External review provides an independent review process for individuals covered by a fully-insured Massachusetts health plan who have been denied benefits for reasons of medical necessity. In order to be eligible for external review, the medical or behavioral health service or supply being requested must be a covered benefit in the particular health plan contract -- that is, it cannot be explicitly excluded from the health plan. Medical professionals who are not affiliated with your health plan review your case and issue a determination. The results of external reviews are binding on your health plan.

External Review Process Overview


External Review Form  pdf format of External Review Form
docx format of                             External Review Form

External Review Form - Spanish  pdf format of External Review Form - Spanish
docx format of                             OPP External Review Form - Spanish

External Review Definitions

What is meant by "explicitly excluded?"

Your health insurance evidence of coverage tells you what is covered under your plan.  It will also have a section of exclusions.  For example, some plans specifically exclude acupuncture; others might exclude coverage for dental procedures.  Because these exclusions apply to all such services for all members, a request for a non-covered service is not eligible for external review.

Services that are covered under certain circumstances or when certain criteria are met are eligible for external review.  For example, a health plan denies a procedure because it considers it to be cosmetic, but the patient's physician states that the procedure addresses a functional deformity.  Such a denial would be considered an adverse determination and therefore eligible for external review.
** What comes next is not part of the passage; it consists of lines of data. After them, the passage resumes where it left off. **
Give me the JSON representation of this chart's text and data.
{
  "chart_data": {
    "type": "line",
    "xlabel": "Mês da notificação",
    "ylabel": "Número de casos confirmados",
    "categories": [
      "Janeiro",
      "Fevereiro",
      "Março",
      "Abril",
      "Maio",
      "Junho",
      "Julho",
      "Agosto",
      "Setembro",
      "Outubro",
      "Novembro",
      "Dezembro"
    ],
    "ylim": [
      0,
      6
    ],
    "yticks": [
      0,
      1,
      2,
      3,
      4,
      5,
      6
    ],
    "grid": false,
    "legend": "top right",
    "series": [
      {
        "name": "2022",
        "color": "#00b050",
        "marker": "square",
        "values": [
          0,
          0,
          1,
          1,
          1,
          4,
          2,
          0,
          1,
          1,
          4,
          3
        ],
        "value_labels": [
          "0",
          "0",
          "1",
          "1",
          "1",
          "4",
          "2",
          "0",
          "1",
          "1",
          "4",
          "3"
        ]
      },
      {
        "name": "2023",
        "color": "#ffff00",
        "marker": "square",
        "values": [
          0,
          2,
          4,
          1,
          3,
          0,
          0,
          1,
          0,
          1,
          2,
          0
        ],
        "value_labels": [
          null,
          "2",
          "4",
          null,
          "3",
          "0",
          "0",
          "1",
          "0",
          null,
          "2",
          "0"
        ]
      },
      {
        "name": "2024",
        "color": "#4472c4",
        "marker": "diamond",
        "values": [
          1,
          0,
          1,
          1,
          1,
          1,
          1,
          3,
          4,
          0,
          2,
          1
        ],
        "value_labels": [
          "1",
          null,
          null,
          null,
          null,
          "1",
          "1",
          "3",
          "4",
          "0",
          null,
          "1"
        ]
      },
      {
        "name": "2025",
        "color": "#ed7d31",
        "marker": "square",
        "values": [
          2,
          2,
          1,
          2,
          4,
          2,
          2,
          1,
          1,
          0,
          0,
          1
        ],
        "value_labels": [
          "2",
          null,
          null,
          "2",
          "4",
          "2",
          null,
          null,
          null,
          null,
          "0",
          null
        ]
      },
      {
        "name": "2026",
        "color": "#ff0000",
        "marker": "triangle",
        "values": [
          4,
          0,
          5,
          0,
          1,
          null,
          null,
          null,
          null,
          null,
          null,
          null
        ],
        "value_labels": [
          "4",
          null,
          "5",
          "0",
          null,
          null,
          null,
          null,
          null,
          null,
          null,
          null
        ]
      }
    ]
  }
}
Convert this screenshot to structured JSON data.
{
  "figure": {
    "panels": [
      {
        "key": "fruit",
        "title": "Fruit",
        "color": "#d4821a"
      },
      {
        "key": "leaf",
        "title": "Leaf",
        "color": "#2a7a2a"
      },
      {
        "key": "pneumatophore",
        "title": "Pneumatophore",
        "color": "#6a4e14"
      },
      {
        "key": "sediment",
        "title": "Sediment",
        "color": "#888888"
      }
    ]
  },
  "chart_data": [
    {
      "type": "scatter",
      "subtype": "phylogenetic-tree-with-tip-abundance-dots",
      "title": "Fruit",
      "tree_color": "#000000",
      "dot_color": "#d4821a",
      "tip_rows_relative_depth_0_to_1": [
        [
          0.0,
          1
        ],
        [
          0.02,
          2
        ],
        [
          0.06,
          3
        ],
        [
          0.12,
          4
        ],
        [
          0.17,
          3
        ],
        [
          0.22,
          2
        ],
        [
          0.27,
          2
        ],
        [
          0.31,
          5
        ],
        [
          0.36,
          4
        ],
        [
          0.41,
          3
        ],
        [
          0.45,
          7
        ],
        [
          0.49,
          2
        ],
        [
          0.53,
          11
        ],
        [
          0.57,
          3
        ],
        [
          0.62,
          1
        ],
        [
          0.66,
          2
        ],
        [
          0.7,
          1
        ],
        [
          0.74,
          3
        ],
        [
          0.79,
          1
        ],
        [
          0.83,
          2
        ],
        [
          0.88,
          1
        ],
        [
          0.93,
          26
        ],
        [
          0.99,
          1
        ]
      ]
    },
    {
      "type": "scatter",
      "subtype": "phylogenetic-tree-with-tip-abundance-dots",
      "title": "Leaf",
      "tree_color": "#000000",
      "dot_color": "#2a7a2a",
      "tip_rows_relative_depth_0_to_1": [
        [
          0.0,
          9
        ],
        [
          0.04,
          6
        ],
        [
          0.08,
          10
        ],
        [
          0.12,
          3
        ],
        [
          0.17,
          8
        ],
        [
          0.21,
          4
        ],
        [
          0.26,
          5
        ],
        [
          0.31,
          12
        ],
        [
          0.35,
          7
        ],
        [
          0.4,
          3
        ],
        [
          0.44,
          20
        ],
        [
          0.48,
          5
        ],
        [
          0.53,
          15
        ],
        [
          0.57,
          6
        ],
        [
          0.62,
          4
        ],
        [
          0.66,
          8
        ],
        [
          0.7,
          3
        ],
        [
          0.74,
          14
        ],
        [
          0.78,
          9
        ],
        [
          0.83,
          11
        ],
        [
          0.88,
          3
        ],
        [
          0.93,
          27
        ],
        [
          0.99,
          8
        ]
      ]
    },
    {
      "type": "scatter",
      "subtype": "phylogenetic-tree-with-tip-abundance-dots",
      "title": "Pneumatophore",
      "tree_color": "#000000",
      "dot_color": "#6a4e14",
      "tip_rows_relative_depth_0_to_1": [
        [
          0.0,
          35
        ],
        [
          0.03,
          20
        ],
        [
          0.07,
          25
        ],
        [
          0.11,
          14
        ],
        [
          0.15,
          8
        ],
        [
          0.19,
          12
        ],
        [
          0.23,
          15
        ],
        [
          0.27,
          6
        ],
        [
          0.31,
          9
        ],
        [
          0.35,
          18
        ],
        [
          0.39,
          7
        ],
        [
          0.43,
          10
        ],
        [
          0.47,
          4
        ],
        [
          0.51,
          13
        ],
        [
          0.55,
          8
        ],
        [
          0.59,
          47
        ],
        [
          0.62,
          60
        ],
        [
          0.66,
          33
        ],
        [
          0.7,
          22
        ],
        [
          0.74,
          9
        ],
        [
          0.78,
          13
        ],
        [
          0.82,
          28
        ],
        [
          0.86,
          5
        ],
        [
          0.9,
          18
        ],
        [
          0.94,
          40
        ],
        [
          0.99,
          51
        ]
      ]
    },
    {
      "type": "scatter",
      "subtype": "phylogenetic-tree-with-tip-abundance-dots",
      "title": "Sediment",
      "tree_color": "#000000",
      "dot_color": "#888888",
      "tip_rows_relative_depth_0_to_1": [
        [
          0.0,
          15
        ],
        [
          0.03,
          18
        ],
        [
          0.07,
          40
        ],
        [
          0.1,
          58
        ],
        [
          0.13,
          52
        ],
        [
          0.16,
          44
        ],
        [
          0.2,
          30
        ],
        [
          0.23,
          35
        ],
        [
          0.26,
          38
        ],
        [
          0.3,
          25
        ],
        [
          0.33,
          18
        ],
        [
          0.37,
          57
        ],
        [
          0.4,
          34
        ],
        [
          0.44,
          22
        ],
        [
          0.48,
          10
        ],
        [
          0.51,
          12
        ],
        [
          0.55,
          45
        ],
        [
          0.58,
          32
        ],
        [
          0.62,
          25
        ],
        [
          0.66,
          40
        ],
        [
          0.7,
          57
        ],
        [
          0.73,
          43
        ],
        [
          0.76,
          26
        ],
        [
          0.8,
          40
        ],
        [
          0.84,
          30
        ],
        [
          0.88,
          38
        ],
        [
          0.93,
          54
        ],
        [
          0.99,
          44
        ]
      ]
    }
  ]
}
What is a "final adverse determination?"

An adverse determination is a decision by the health plan to deny, reduce, modify or terminate an admission, continued inpatient stay, or the availability of any other health care services, for failure to meet the requirements for coverage based on medical necessity, appropriateness of health care setting and level of care, or effectiveness. A final adverse determination is an adverse determination made after an insured has exhausted all remedies available through a health plan's formal internal grievance process.

What is a “fully-insured health plan?”

A fully-insured health plan is a health insurance plan purchased by an employer from an insurance company.  Fully-insured plans are usually regulated by state government.

Some employers have self-funded or self-insured health plans.  Under a self-insured or self-funded plan, your employer pays the costs for its employees' health care directly instead of paying premiums to buy health insurance.  Some self-insured employers hire insurance companies to process the paperwork, so it is not always easy to tell if you are in a self-funded plan.  Self-insured plans are usually regulated by the federal government.  Ask your employer if you are not sure if your health plan is fully-insured or self-insured.

What is “medical necessity?”

Medical necessity means health care services that are consistent with the generally accepted principles of professional medical practice as determined by whether the service:

1.  Is the most appropriate available supply or level of service for the insured in question considering potential benefits and harms to the individual;

2.  Is known to be effective, based on scientific evidence, professional standards and expert opinion, in improving health outcomes; or

3.  For services and interventions not in widespread use, is based on scientific evidence.